Engines may include a manifold pressure sensor positioned in an intake manifold of the engine for determining manifold pressure (MAP). An engine controller may use the measured MAP to adjust engine operation and/or determine additional engine operating parameters. For example, engine torque and or air charge inducted into engine cylinders may be at least partially based on MAP. If the MAP sensor becomes degraded or has an offset causing the MAP sensor output to be different than the actual MAP, engine adjustments based on the MAP sensor output may have reduced accuracy.
Other attempts to address MAP sensor degradation or offset include comparing outputs of additional engine pressure sensors to MAP sensor readings. One example approach is shown by Yu et al. in U.S. Pat. No. 7,171,301. Therein, a plurality of samples obtained from a MAP sensor is compared to a plurality of samples from a mass air flow (MAF) sensor. An offset of the MAP sensor is determined based on this comparison.
However, the inventors herein have recognized potential issues with such systems. As one example, in some engine, the MAP sensor may be the only available pressure sensor. Thus, comparing MAP sensor readings to a MAF sensor or any other pressure sensor may not be possible.
In one example, the issues described above may be addressed by a method for indicating degradation of a manifold pressure sensor based on a sensor offset, the sensor offset based on a manifold pressure measured at a first throttle angle, a barometric pressure at a second throttle angle, a reference manifold pressure at the first throttle angle and reference barometric pressure, and the reference barometric pressure. For example, a ratio of the barometric pressure (BP) at the second throttle angle and current altitude to the BP at a reference altitude (e.g., the reference BP) may be substantially the same as a ratio of manifold pressure (MAP) at the current altitude and first throttle angle (e.g., current MAP) to a MAP value calculated at the reference altitude (e.g., reference MAP). The reference BP may be based on a pre-determined BP at a reference altitude (e.g., BP at sea level). The BP at the second throttle angle may be based on an output of the manifold pressure sensor during one of engine operation at wide-open-throttle or engine key-on. Additionally, the reference MAP may be determined based on one or more of the current (e.g., first) throttle angle, the reference BP, engine speed, mass air flow, and/or cam position. As such, the reference MAP may be determined at the reference BP and first throttle angle.
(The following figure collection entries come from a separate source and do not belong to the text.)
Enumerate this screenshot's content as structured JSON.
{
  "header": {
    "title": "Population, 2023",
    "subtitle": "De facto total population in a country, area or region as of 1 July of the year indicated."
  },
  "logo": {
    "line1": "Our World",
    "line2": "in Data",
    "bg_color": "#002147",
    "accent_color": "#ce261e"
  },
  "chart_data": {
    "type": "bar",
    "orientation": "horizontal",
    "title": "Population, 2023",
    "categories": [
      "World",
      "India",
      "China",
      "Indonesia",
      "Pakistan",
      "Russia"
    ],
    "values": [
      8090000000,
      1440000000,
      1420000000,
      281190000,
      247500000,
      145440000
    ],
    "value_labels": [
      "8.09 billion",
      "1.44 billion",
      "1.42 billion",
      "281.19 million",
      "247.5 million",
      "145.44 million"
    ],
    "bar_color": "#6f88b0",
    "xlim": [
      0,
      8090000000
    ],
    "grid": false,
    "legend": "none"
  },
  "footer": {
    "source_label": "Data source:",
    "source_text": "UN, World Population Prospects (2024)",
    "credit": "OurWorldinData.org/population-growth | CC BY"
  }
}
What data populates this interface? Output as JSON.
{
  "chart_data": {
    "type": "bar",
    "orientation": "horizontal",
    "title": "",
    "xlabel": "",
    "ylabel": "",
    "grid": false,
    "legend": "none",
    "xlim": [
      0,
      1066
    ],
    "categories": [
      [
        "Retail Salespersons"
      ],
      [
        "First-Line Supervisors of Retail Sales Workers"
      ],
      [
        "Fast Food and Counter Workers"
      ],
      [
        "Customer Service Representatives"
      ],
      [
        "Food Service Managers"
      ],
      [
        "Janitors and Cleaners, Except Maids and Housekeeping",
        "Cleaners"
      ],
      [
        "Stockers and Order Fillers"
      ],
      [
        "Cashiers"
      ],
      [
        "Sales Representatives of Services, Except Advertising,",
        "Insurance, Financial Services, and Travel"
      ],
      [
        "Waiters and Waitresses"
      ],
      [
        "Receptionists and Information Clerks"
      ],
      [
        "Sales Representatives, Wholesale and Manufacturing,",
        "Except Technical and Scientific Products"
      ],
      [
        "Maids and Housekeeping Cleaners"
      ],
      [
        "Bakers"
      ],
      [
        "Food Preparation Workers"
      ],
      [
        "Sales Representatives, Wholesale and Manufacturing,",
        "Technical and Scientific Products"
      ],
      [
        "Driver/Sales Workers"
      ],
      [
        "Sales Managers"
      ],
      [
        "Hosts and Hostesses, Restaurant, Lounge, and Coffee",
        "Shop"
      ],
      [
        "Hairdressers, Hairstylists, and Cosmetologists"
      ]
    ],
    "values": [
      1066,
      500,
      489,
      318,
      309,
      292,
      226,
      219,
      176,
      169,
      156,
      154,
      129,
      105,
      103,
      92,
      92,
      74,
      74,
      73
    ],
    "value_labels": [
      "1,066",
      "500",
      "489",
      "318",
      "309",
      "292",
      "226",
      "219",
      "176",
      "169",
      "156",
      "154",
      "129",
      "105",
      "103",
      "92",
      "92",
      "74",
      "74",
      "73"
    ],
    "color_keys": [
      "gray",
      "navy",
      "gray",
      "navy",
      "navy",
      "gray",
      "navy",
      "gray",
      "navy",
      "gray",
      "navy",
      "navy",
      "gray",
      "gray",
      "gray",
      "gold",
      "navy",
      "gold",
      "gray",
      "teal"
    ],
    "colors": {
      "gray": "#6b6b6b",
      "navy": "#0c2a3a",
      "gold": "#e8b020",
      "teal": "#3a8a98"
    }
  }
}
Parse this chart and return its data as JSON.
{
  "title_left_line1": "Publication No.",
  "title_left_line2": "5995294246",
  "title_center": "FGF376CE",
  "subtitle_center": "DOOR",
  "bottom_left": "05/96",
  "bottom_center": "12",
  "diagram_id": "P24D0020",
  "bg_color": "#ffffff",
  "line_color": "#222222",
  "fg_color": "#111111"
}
In one example, the first throttle angle may be smaller than the second throttle angle.
Indicating degradation of the MAP sensor may include indicating degradation when the sensor offset is greater than an offset threshold. Further, an output of the MAP sensor may be adjusted by the determined sensor offset. Subsequently, an engine controller may adjust engine operation based on the adjusted MAP sensor output. As a result, MAP values determined at the MAP sensor and adjusted by the sensor offset may be more accurate than unadjusted MAP outputs. This may result in more accurate engine control.
It should be understood that the summary above is provided to introduce in simplified form a selection of concepts that are further described in the detailed description. It is not meant to identify key or essential features of the claimed subject matter, the scope of which is defined uniquely by the claims that follow the detailed description. Furthermore, the claimed subject matter is not limited to implementations that solve any disadvantages noted above or in any part of this disclosure.